Fußball in Sportbars: So viel müssen Betreiber für die Übertragung zahlen
Die steigenden Übertragungskosten belasten Sportbars, auch im Raum Heilbronn. Uli Sammet, Besitzer von "Thats Live", gibt Einblick in seine Finanzen und teilt Tipps, wie man beim Fußballschauen sparen kann.
Ein Glück spielt der VfB Stuttgart in der Champions League, meint Uli Sammet, Besitzer der Sportsbar „That’s Live" in Lauffen. Jedes Mal, wenn die Schwaben dienstags oder mittwochs gegen die europäische Spitzenklasse antreten, strömen die Gäste nur so in seine Bar. Ein Segen, denn die Übertragungskosten von Sky und DAZN steigen unaufhörlich. Wie sich diese Kosten zusammensetzen, legt Sammet offen.
„Früher wurde der Preis anhand der Anzahl der Stühle im Lokal ermittelt", erklärt Uli Sammet. Die Sportbar-Besitzer hätten sich dabei eines kleinen Tricks bedient: „Man hat einfach ein paar Stühle in der Abstellkammer versteckt, wenn der Vertreter vorbeikam", verrät Sammet lachend. Die Pay-TV-Sender sind jedoch auf diesen Trick aufmerksam geworden und haben inzwischen andere Vertragskonditionen. Nun zählt die Fläche der Gastronomie.
Übertragungskosten für Fußballkneipen: So viel kostet Sky und DAZN
Sammet bietet in seiner Sportsbar „That’s Live" Fußballübertragungen von Sky und DAZN an. Für seine 200 Quadratmeter zahlt er etwa 810 Euro – zu viel, wie er findet. Mit den Streamingdiensten schließt man Jahresverträge ab. Auch in den Winter- und Sommerpausen, in denen keine Spiele stattfinden, muss der monatliche Betrag gezahlt werden.
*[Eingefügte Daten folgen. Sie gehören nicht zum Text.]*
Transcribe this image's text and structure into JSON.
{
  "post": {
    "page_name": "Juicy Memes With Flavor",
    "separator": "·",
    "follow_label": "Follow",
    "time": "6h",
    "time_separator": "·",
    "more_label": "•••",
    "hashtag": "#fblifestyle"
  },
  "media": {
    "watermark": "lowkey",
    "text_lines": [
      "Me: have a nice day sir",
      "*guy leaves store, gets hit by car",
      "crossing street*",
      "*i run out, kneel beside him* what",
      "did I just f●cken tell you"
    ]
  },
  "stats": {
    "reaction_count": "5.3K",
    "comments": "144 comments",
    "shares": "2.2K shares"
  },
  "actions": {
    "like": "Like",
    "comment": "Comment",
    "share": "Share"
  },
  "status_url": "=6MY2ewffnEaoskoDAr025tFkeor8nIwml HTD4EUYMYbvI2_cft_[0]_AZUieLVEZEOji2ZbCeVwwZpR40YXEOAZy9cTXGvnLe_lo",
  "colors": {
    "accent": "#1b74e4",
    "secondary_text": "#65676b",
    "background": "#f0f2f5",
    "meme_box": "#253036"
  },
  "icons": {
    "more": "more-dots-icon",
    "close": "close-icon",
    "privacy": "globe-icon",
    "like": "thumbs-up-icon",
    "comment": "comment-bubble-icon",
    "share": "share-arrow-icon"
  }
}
DAZN beschreibt auf Anfrage sein Angebot für Gastronomien als „transparent und fair". Für Kneipen, Hotels oder Restaurants gilt eine Pauschale von 399 Euro pro Monat. Betriebe mit einer Fläche unter 36 Quadratmetern zahlen 199 Euro. Vereinsheime erhalten einen Sonderpreis von 150 Euro im Monat. Bei Sky beginnen die Preise für Übertragungen in der Gastronomie, je nach Fläche, bei 290 Euro.
Um alle Spiele zeigen zu können, bräuchte man zusätzlich RTL+, MagentaTV und Amazon Prime, berichtet Sammet. Bis auf Prime, zeigt er diese Dienste jedoch nicht in der Bar.

Preise für Fußballübertragungen steigen – „Leute werden sparsamer"
„Die Preise sind in den letzten Jahren unaufhörlich gestiegen. Wäre der VfB nicht in der Champions League, würden sich die Übertragungen gar nicht lohnen." Die berühmte Bundesliga-Konferenz am Samstagmittag ziehe beispielsweise nicht mehr so viele Zuschauer ins Lokal wie früher. „Die Leute werden sparsamer."
Auch im Blick behalten muss Sammet, die Stromkosten von 600 Euro und eine angekündigte Gaspreiserhöhung um etwa 45 Prozent. Hinzu kommen rund 15.000 bis 20.000 Euro an Schäden, die durch das Hochwasser im Juni in Lauffen entstanden sind – das Wasser hinterließ in der Bar Spuren.
Um die Kosten zu kompensieren, veranstaltet Sammet regelmäßig Events und bietet Dart und Spieltische an, um die Gäste länger im Lokal zu halten. Zusätzlich hat er noch einen Tipp für alle Abonnenten der genannten Streamingdienste: „Einfach jedes Jahr kündigen", rät er. "Die bieten einem dann immer Rabatte, damit sie einen als Kunden nicht verlieren." Mit den Anbietern könne man ein wenig verhandeln, sagt der Barbesitzer selbstbewusst.